Overall, the findings of this project will inform development of educational and intervention programs that enhance the skills of caregivers in supporting cancer patients, thereby facilitating positive adjustment for both patients and caregivers.
Summary of Findings
  • Offer prospective evidence on the biological basis of the social cognitive and supportive processes and adjustment outcomes in Chinese cancer caregivers.
  • Test the hypothesis that higher empathic accuracy of caregivers will contribute to higher perceived effectiveness of social support and in turn to higher relationship quality and lower anxiety and depressive symptoms of caregivers as well as patients.
  • Introduce caregiving engagement to the existing cancer caregiving literature as a novel behavioral outcome measure.
  • The biological basis of empathic accuracy in the course of caregiving: Associations with relationship quality, affective symptoms, and perceived engagement among Chinese caregivers of people with colorectal cancer.
  • The first year of cancer caregiving: change in social support effectiveness mediates the association between the change in empathic accuracy and that in psychosocial adjustment outcomes.
  • The matching in perceived social support effectiveness between Chinese caregivers and people with colorectal cancer depends in part on caregivers’ collectivistic orientations and recipients’ support seeking tendency.
  • The reciprocity between support seeking tendency and perceived support effectiveness in the year after diagnosis: An investigation among Chinese people with colorectal cancer.

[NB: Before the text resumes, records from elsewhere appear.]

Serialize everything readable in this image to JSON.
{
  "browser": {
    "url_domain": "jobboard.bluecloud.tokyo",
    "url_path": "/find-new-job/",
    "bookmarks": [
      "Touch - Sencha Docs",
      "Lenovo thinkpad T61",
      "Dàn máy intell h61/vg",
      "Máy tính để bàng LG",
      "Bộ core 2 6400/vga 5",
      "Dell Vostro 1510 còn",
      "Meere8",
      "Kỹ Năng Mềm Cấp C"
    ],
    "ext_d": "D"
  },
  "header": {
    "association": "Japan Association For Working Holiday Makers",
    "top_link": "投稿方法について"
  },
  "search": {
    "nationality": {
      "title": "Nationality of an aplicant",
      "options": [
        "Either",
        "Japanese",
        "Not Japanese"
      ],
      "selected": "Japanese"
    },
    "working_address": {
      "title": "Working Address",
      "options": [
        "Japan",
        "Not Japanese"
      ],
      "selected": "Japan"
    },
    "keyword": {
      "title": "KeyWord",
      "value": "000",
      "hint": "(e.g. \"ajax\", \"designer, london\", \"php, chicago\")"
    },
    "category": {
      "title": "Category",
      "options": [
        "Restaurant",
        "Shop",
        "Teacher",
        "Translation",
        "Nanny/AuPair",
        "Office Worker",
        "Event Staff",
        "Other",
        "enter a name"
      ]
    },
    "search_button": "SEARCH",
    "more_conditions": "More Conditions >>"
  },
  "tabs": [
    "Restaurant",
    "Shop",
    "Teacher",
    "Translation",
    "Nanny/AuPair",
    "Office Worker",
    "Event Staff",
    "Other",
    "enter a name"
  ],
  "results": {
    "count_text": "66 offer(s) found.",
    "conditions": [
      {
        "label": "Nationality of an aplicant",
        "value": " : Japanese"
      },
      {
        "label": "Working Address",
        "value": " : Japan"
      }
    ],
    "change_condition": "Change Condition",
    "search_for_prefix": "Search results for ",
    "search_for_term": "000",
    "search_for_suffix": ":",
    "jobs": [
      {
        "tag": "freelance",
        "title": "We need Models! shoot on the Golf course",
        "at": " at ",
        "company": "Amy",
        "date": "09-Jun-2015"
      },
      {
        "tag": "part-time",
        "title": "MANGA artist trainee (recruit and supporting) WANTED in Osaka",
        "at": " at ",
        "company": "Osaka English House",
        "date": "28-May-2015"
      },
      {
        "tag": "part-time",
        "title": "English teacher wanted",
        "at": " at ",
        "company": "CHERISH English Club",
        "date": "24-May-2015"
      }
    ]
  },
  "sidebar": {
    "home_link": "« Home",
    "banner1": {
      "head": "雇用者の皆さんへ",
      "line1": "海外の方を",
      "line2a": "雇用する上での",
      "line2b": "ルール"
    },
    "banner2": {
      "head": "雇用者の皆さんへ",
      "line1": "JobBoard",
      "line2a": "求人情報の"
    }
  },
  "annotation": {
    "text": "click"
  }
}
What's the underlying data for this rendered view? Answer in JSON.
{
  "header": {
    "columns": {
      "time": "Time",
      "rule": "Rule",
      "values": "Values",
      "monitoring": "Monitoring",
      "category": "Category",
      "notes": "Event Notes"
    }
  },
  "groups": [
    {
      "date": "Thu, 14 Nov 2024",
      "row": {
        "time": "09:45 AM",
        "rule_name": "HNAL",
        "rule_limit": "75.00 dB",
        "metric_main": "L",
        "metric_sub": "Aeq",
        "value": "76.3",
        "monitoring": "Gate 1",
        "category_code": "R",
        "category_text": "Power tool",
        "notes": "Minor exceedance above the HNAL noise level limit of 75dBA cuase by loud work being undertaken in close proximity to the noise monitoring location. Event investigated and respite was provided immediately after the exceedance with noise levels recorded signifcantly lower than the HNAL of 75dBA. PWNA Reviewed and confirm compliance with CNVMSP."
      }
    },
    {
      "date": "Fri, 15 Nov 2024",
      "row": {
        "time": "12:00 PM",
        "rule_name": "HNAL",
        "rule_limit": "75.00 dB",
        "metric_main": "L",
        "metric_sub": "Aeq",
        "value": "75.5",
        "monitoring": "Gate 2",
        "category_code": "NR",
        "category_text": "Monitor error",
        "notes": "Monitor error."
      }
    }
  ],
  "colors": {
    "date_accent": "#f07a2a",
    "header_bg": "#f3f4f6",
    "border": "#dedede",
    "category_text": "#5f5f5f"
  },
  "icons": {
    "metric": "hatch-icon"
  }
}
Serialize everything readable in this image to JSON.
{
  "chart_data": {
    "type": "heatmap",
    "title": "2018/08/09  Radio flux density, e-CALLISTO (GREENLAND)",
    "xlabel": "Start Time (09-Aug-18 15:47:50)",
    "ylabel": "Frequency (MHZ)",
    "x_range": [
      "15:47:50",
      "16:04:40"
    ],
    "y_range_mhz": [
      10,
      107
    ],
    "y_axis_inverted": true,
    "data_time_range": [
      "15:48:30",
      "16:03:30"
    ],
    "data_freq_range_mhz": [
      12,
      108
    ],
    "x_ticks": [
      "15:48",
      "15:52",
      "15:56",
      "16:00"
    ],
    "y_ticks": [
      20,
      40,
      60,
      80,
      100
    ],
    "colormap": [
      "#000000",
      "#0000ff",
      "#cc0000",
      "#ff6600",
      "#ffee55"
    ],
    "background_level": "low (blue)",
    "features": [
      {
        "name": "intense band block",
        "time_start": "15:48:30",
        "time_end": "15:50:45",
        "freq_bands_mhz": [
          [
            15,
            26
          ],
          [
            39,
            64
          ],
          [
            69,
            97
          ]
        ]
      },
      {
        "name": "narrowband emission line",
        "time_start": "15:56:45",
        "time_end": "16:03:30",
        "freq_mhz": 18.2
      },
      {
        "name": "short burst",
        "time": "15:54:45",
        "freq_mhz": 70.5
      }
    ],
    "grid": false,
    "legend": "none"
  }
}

  • Higher caregiving engagement during treatment predicts higher affective symptoms and lower physical and social functioning among Chinese caregivers in a one-year follow-up.
  • Assessing empathy accuracy among Chinese caregivers of people with colorectal cancer: A multi-method approach.
Biography of Principal Investigator
Wai Kai Hou is an Assistant Professor in the Department of Psychological Studies. His research aims to develop frameworks for integrating social, psychological, and biological levels of analysis of human resilience and adaptation to stress. His research utilizes a variety of methods, ranging from implicit association test and self-report questionnaires to physiological measures and neuroimaging.

Dr. Hou works on three specific areas: emotion, psychobiology of stress and resilience, and adaptation to chronic medical conditions.